CEDAR RAPIDS, Iowa — Republican Sen. Rand Paul opened his presidential exploration tour Friday with a splashy set of speaking engagements in Iowa designed to broaden his tea party brand into something more mainstream and, perhaps, viable.
At the same time, another Republican, Louisiana Gov. Bobby Jindal, became the first potential 2016 presidential candidate this year to visit New Hampshire, unofficially kicking off the state’s presidential primary season roughly 2½ years before voting begins.
Paul, the son of former Texas Rep. Ron Paul, was the headliner at a marquee Republican dinner and was expected to meet with key voting groups in eastern Iowa.
In coming weeks, the Kentucky Republican will reintroduce himself in early voting New Hampshire and South Carolina as a durable would-be candidate able to broaden the GOP into diverse voting blocs dominated by Democrats. He’s laid some of the groundwork for his case by speaking to black and Hispanic audiences and saying he opposes a federal ban on gay marriage.
“I think people are looking for something different. You might accuse me of being not exactly the traditional cookie-cutter Republican,” Paul told reporters on an afternoon of political events in Cedar Rapids. “I do know the GOP needs to grow and I want to be part of growing the GOP.”
More than 1,000 miles away, Jindal reiterated his call for the GOP to stop being “the stupid party,” insisting that Republicans must expand their message beyond budget austerity and shrinking government.
“In Louisiana, in New Hampshire and in America, we cannot be the party that’s obsessed with government and government only,” he said at a Manchester, N.H., fundraiser for state senators.
While Jindal hasn’t ruled out a White House bid, he insisted Friday that he visited New Hampshire simply to help the local GOP.
“The reality is anybody who’s thinking about 2016 needs to have their head examined,” Jindal said. “It’s way too early.”

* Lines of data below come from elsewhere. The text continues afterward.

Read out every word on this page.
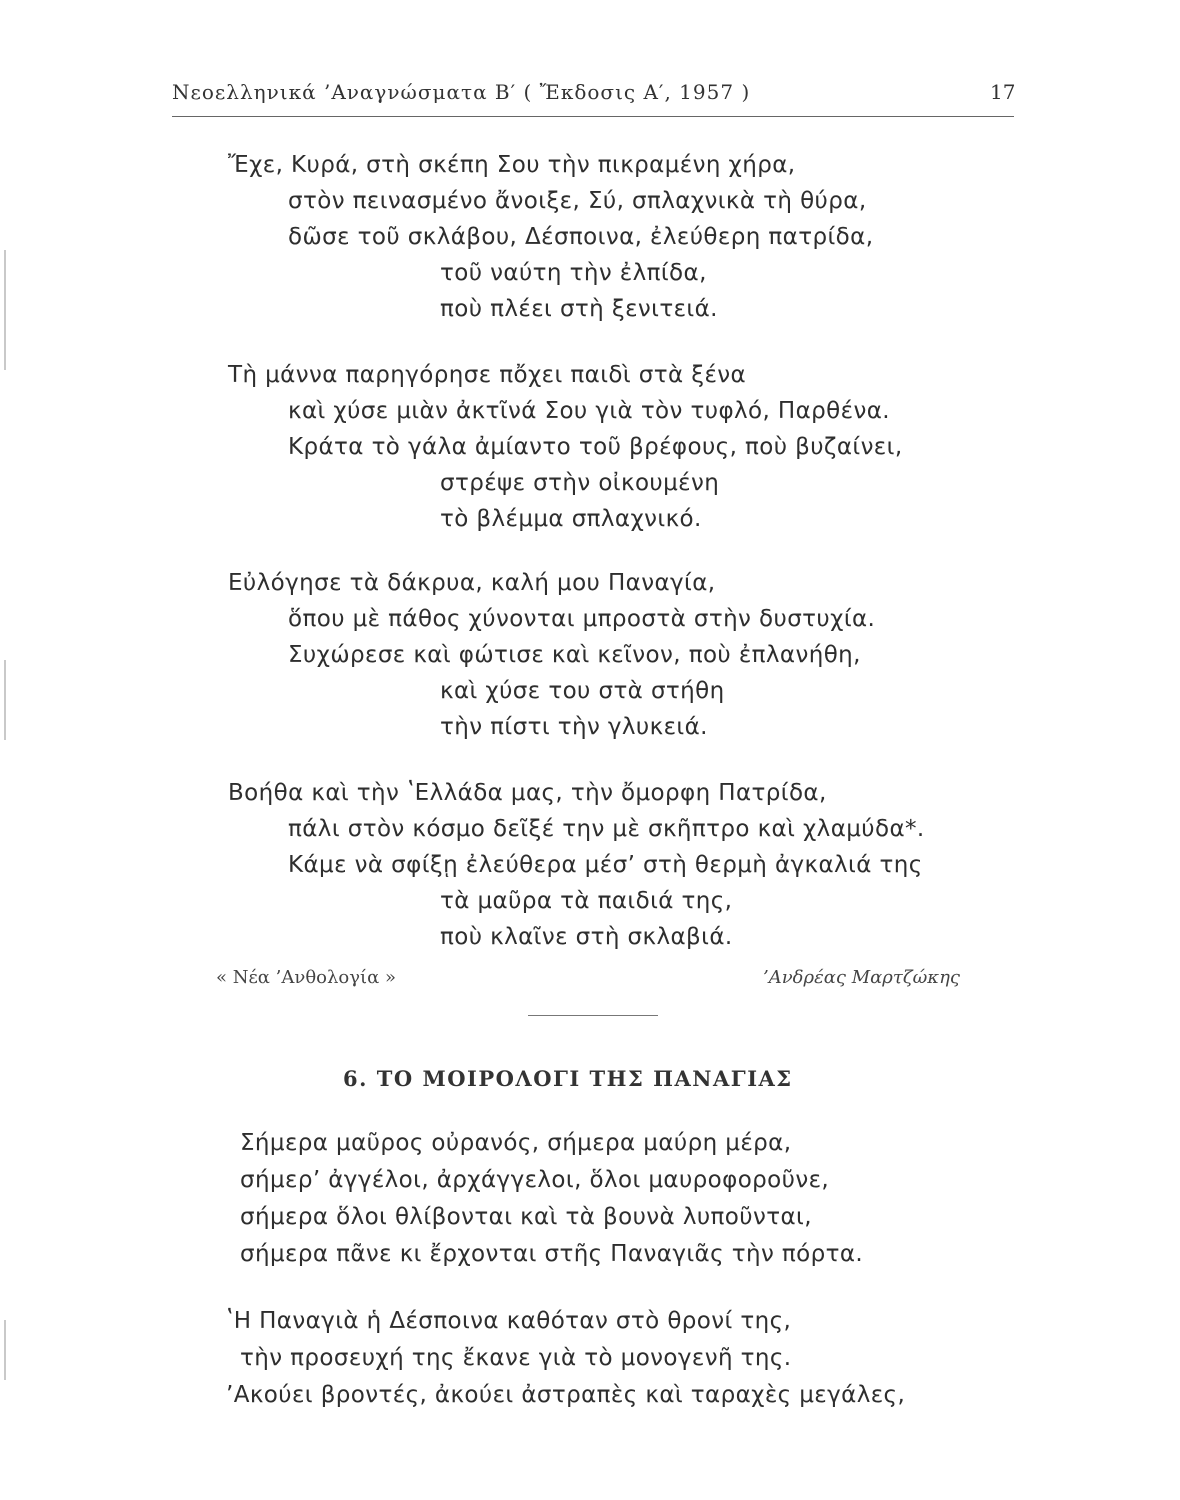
Νεοελληνικά ’Αναγνώσματα Β′ ( Ἔκδοσις Α′, 1957 )	17
Ἔχε, Κυρά, στὴ σκέπη Σου τὴν πικραμένη χήρα,
στὸν πεινασμένο ἄνοιξε, Σύ, σπλαχνικὰ τὴ θύρα,
δῶσε τοῦ σκλάβου, Δέσποινα, ἐλεύθερη πατρίδα,
τοῦ ναύτη τὴν ἐλπίδα,
ποὺ πλέει στὴ ξενιτειά.
Τὴ μάννα παρηγόρησε πὄχει παιδὶ στὰ ξένα
καὶ χύσε μιὰν ἀκτῖνά Σου γιὰ τὸν τυφλό, Παρθένα.
Κράτα τὸ γάλα ἀμίαντο τοῦ βρέφους, ποὺ βυζαίνει,
στρέψε στὴν οἰκουμένη
τὸ βλέμμα σπλαχνικό.
Εὐλόγησε τὰ δάκρυα, καλή μου Παναγία,
ὅπου μὲ πάθος χύνονται μπροστὰ στὴν δυστυχία.
Συχώρεσε καὶ φώτισε καὶ κεῖνον, ποὺ ἐπλανήθη,
καὶ χύσε του στὰ στήθη
τὴν πίστι τὴν γλυκειά.
Βοήθα καὶ τὴν ʽΕλλάδα μας, τὴν ὄμορφη Πατρίδα,
πάλι στὸν κόσμο δεῖξέ την μὲ σκῆπτρο καὶ χλαμύδα*.
Κάμε νὰ σφίξῃ ἐλεύθερα μέσ’ στὴ θερμὴ ἀγκαλιά της
τὰ μαῦρα τὰ παιδιά της,
ποὺ κλαῖνε στὴ σκλαβιά.
« Νέα ’Ανθολογία »	’Ανδρέας Μαρτζώκης
6. ΤΟ ΜΟΙΡΟΛΟΓΙ ΤΗΣ ΠΑΝΑΓΙΑΣ
Σήμερα μαῦρος οὐρανός, σήμερα μαύρη μέρα,
σήμερ’ ἀγγέλοι, ἀρχάγγελοι, ὅλοι μαυροφοροῦνε,
σήμερα ὅλοι θλίβονται καὶ τὰ βουνὰ λυποῦνται,
σήμερα πᾶνε κι ἔρχονται στῆς Παναγιᾶς τὴν πόρτα.
ʽΗ Παναγιὰ ἡ Δέσποινα καθόταν στὸ θρονί της,
τὴν προσευχή της ἔκανε γιὰ τὸ μονογενῆ της.
’Ακούει βροντές, ἀκούει ἀστραπὲς καὶ ταραχὲς μεγάλες,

The party needs to change, Paul said Friday, and that means taking another look at policies that have alienated some groups. For instance, Paul favors relaxing federal sentencing laws for drug crimes, which disproportionately penalize racial minorities.

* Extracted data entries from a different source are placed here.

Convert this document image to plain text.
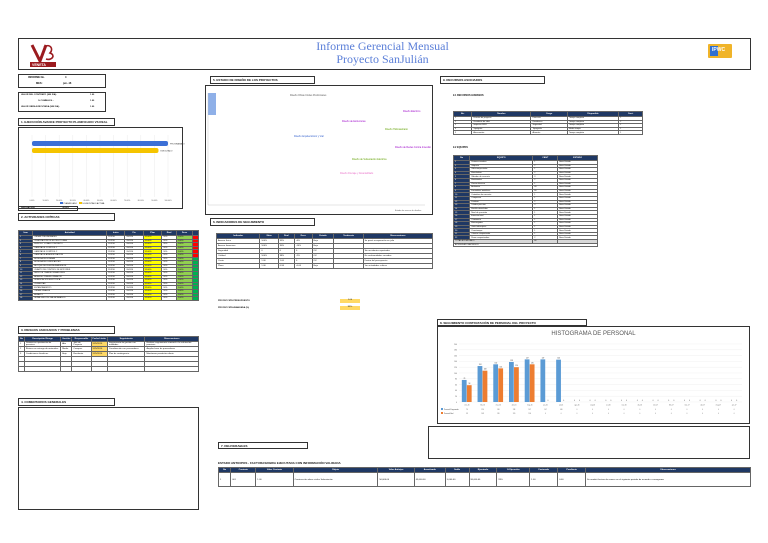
VENETA
Informe Gerencial Mensual
Proyecto SanJulián
IPWC
INFORME No.	4
MES:	jun.-16
VALOR DEL CONTRATO (SIN IVA):	1.00
% CUMBLE N.:	1.00
VALOR OBRA EJECUTADA (SIN IVA):	1.00
1. EJECUCIÓN AVANCE PROYECTO PLANIFICADO VS REAL
0.00%	10.00%	20.00%	30.00%	40.00%	50.00%	60.00%	70.00%	80.00%	90.00%	100.00%
PROGRAMADO
EJECUTADO
PLANIFICADO	% EJECUTADO ACTUAL
DESVIACIÓN	-6.00%
2. ACTIVIDADES CRÍTICAS
Item	Actividad	Inicio	Fin	Plan	Real	Desv	
1	OBRAS PRELIMINARES	15/3/16	20/4/16	91.00%	90%	1.00%	
2	CIMENTACIÓN DE ESTRUCTURAS	15/3/16	20/4/16	91.00%	90%	1.00%	
3	MUROS Y LOSAS CONCRETO	15/3/16	20/4/16	91.00%	90%	1.00%	
4	CASETA DE CONTROL 1	15/3/16	20/4/16	91.00%	90%	1.00%	
5	CASETA DE CONTROL 2	15/3/16	20/4/16	91.00%	90%	1.00%	
6	CASETA DE ADMINISTRACIÓN	15/3/16	20/4/16	91.00%	90%	1.00%	
7	BODEGA DE BOMBAS	15/3/16	20/4/16	91.00%	90%	1.00%	
8	BODEGA DE LUBRICANTES	15/3/16	20/4/16	91.00%	90%	1.00%	
9	BLOQUE DE FUERZA INMERSIÓN	15/3/16	20/4/16	91.00%	90%	1.00%	
10	CUARTO DE CONTROL DE MOTORES	15/3/16	20/4/16	91.00%	90%	1.00%	
11	PATIO DE TRANSFORMADORES	15/3/16	20/4/16	91.00%	90%	1.00%	
12	ÁREA DE TRANSFORMADOR	15/3/16	20/4/16	91.00%	90%	1.00%	
13	SUBESTACIÓN ELÉCTRICA	15/3/16	20/4/16	91.00%	90%	1.00%	
14	CUBIERTAS	15/3/16	20/4/16	91.00%	90%	1.00%	
15	ESTANCAMIENTO	15/3/16	20/4/16	91.00%	90%	1.00%	
16	OBRAS FINALES	15/3/16	20/4/16	91.00%	90%	1.00%	
17	ASFALTO	15/3/16	20/4/16	91.00%	90%	1.00%	
18	SEÑALIZACIÓN VIAL/ACABADOS	15/3/16	20/4/16	91.00%	90%	1.00%	
3. RIESGOS ASOCIADOS Y PROBLEMAS
No	Descripción Riesgo	Gestión	Responsable	Fecha Límite	Seguimiento	Observaciones
1	Demora en aprobación de permisos	Alta	Jefe de Proyecto	31/5/2016	Seguimiento de gestión con entidades	Realizar seguimiento semanal a la solicitud de permisos
2	Retraso en entrega de materiales	Media	Compras	31/5/2016	Coordinación con proveedores	Ampliar base de proveedores
3	Condiciones climáticas	Baja	Residente	31/5/2016	Plan de contingencia	Monitorear pronóstico diario

4. COMENTARIOS GENERALES
5. ESTADO DE DISEÑO DE LOS PROYECTOS
Diseño Obras Civiles Preliminares
Diseño Eléctrico
Diseño de Estructuras
Diseño Hidrosanitario
Diseño Arquitectónico y Vial
Diseño de Redes Contra Incendio
Diseño de Subestación Eléctrica
Diseño Drenaje y Alcantarillado
Estado de avance de diseños
6. INDICADORES DE SEGUIMIENTO
Indicador	Meta	Real	Desv	Estado	Tendencia	Observaciones
Avance físico	100%	93%	-6%	Bajo		Se prevé recuperación en julio
Avance financiero	100%	90%	-10%	Bajo		
Seguridad	0	0	0	OK		Sin accidentes reportados
Calidad	100%	98%	-2%	OK		No conformidades cerradas
Costo	1.00	1.00	0	OK		Dentro del presupuesto
Plazo	1.00	0.94	-0.06	Bajo		Ver actividades críticas
PROYECCIÓN PRESUPUESTO	1.00
PROYECCIÓN AVANZADA (%)	93%
7. DELIVERABLES
ESTADO ANTICIPOS - FACTURAS/OBRA EJECUTADA CON INFORMACIÓN VALIDADA
No	Contrato	Valor Contrato	Objeto	Valor Anticipo	Amortizado	Saldo	Ejecutado	% Ejecución	Facturado	Pendiente	Observaciones
1	001	1.00	Construcción obras civiles Subestación	50,000.00	45,000.00	5,000.00	90,000.00	93%	1.00	0.00	Se remitirá factura de avance en el siguiente periodo de acuerdo a cronograma
9. RECURSOS ASOCIADOS
9.1 RECURSOS HUMANOS
No.	Nombre	Cargo	Disponible	Cant.
1	Director de proyecto	Dirección	Tiempo completo	1
2	Residente de obra	Residencia	Tiempo completo	2
3	Inspector SISO	Seguridad	Tiempo completo	1
4	Topógrafo	Topografía	Medio tiempo	1
5	Almacenista	Almacén	Tiempo completo	1
9.2 EQUIPOS
No	EQUIPO	CANT	ESTADO
1	Retroexcavadora	1	Buen Estado
2	Volqueta	2	Buen Estado
3	Vibrocompactador	1	Buen Estado
4	Mezcladora	2	Buen Estado
5	Vibrador de concreto	3	Buen Estado
6	Motobomba	2	Buen Estado
7	Planta eléctrica	1	Buen Estado
8	Andamios	40	Buen Estado
9	Formaletas metálicas	80	Buen Estado
10	Cortadora de concreto	1	Buen Estado
11	Compresor	1	Buen Estado
12	Pulidora	2	Buen Estado
13	Taladro percutor	3	Buen Estado
14	Martillo demoledor	1	Buen Estado
15	Nivel de precisión	1	Buen Estado
16	Estación total	1	Buen Estado
17	Camioneta	1	Buen Estado
18	Minicargador	1	Buen Estado
19	Grúa telescópica	1	Buen Estado
20	Carrotanque	1	Buen Estado
21	Cilindro compactador	1	Buen Estado
22	Rana compactadora	2	Buen Estado
TOTAL ACUMULADO		66	
ACUMULADO ANTERIOR			
8. SEGUIMIENTO CONTRATACIÓN DE PERSONAL DEL PROYECTO
HISTOGRAMA DE PERSONAL
0
20
40
60
80
100
120
140
160
180
200
ene-16
76
58
feb-16
124
108
mar-16
130
116
abr-16
138
120
may-16
147
130
jun-16
147
0
jul-16
146
0
ago-16
0
0
sep-16
0
0
oct-16
0
0
nov-16
0
0
dic-16
0
0
ene-17
0
0
feb-17
0
0
mar-17
0
0
abr-17
0
0
may-17
0
0
jun-17
0
0
Personal Programado
Personal Real
76
58
124
108
130
116
138
120
147
130
147
0
146
0	0	0	0	0	0	0	0	0	0	0	0	0	0	0	0	0	0	0	0	0	0	0
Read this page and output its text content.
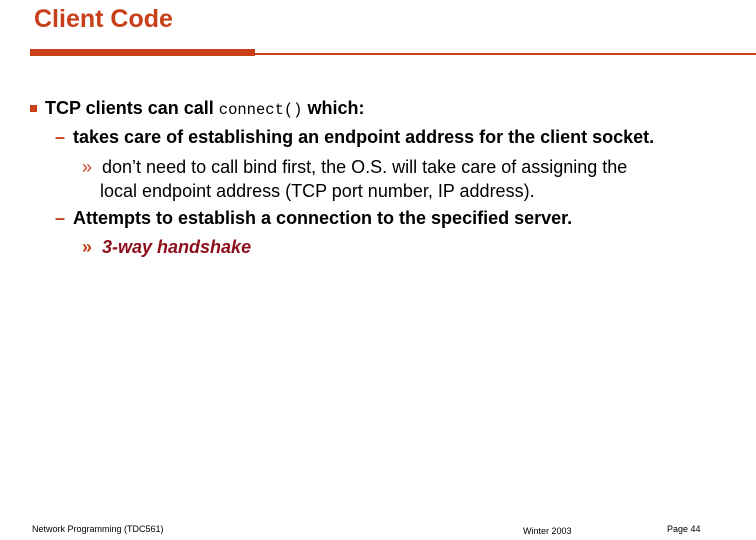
Client Code
TCP clients can call connect() which:
– takes care of establishing an endpoint address for the client socket.
» don’t need to call bind first, the O.S. will take care of assigning the
local endpoint address (TCP port number, IP address).
– Attempts to establish a connection to the specified server.
» 3-way handshake
Network Programming (TDC561)	Winter 2003	Page 44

“We need to have a Republican Party that looks like the rest of America. We need a more inclusive, diverse party,” he said. “We cannot compete unless we are going to go out and say to African-Americans, we want you in our party.”
Jindal said the GOP must work to appeal to “100 percent of America” and called for a more “compassionate solution” for the nation’s immigration debate. But he refused to endorse the bi-partisan immigration bill moving through the Senate that includes a pathway to citizenship for immigrants in the country illegally.
“I haven’t read the bill,” he said.
Jindal, the chair of the Republican Governors Association, says he’s yet to schedule any more public appearances in early voting states.
Paul, 50, has crafted a more aggressive schedule reaching out to Republicans in early voting states to make the case that he can unite the party and broaden its appeal. The Kentucky senator starts with a key advantage: the base of more than a million supporters of his father, a libertarian Republican who sought the presidency in 1988, 2008 and 2012.
On Friday, Paul met with about 10 evangelical pastors, an influential group in Iowa’s Republican caucuses, and was to speak at the Iowa state party’s annual Lincoln Day dinner. He was expected to meet with a Republican women’s group at a Cedar Rapids-area home in the afternoon and speak at a county GOP breakfast Saturday.
After Iowa, Paul is slated to deliver the keynote address at a party banquet in New Hampshire. He’ll cap May’s busy travel schedule with a speech at the Ronald Reagan Presidential Library in California on May 31.
Then it’s back to Iowa next month to court more pastors. And on June 28, Paul attends a fundraiser for Republicans in South Carolina, another early primary state in presidential nominating campaigns.
Among the challenges Paul faces is explaining his opposition to a federal gay marriage ban to influential cultural conservatives in Iowa and South Carolina. Paul says he would fight gay marriage at the state level, an explanation that suffices for Tamara Scott, among Iowa’s leading Christian conservatives.
“He’s trying to strategize where we can keep marriage as God designed,” Scott said.
But some Iowa Republican activists are wary of Paul’s views, many of which they see as in line with his father’s libertarian ideals and at odds with GOP orthodoxy. Paul said last month Republicans “need to be the party that is reluctant to go to war,” and the strong national defense he supports should be for “prevention of war,” not for intervening in conflicts around the globe.
“He has a few ideas that maybe wouldn’t be exactly mine. That would be national security,” said Gwen Ecklund, a Republican county chairwoman in conservative western Iowa.